None of the LGBT+ students Joe spoke to were surprised by the decision.

“What bothers me the most is that the university is very aware that they are not doing enough for trans students because I have brought it up many times,” Joe added.

“A lot of my trans friends dropped out of college, one of the main factors being that they weren’t getting enough support for their trans identity, including the lack of gender-neutral toilets. Some of my trans friends don’t get the education they deserve. You would think they would correct that mistake and take the opportunity to work with an organization that could help them support trans students. Unfortunately, that is not the case, and that makes me very sad and very angry.

When approached for comment, a Robert Gordon University spokesperson said PinkNews“The university is reviewing its overall equality, diversity and inclusion strategy and our continued participation in the index will be considered accordingly.”

The university did not provide additional details about why it decided not to apply for the Workplace Equality Index this year.

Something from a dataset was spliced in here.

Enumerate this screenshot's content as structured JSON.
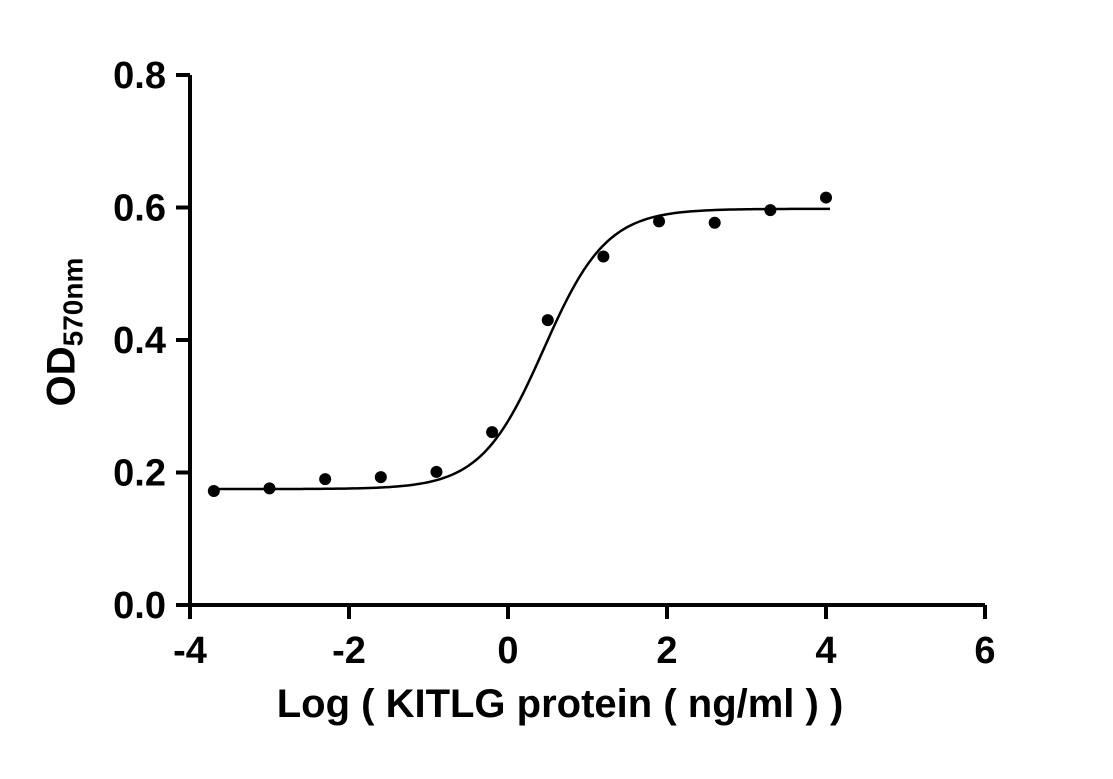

In a statement, a spokesperson for the University of the West of Scotland said: ‘The Equality at Work Index has been delayed by Stonewall due to the pandemic, and since then the body charities has developed a new framework and structure for the index. We have not severed ties with any organization and are undertaking an exercise to review all of our external affiliations and charter marks, and this is ongoing; however, work to advance equality for all protected characteristics is and remains a top priority.

When approached for comment, a Stonewall spokesperson said: “More than a third of LGBTQ+ staff (35%) hide who they are at work, while one in five (18%) have been the target of negative comments for being LGBTQ+. All LGBTQ+ people deserve to feel safe at work. That’s why we created the Workplace Equality Index, a free and voluntary benchmarking tool that helps organizations reflect on their LGBTQ+ inclusion journey and understand what more they can do. to support their LGBTQ+ staff.

“As with any volunteer resource, organizations can enter — or not enter — depending on what works for them at the time.”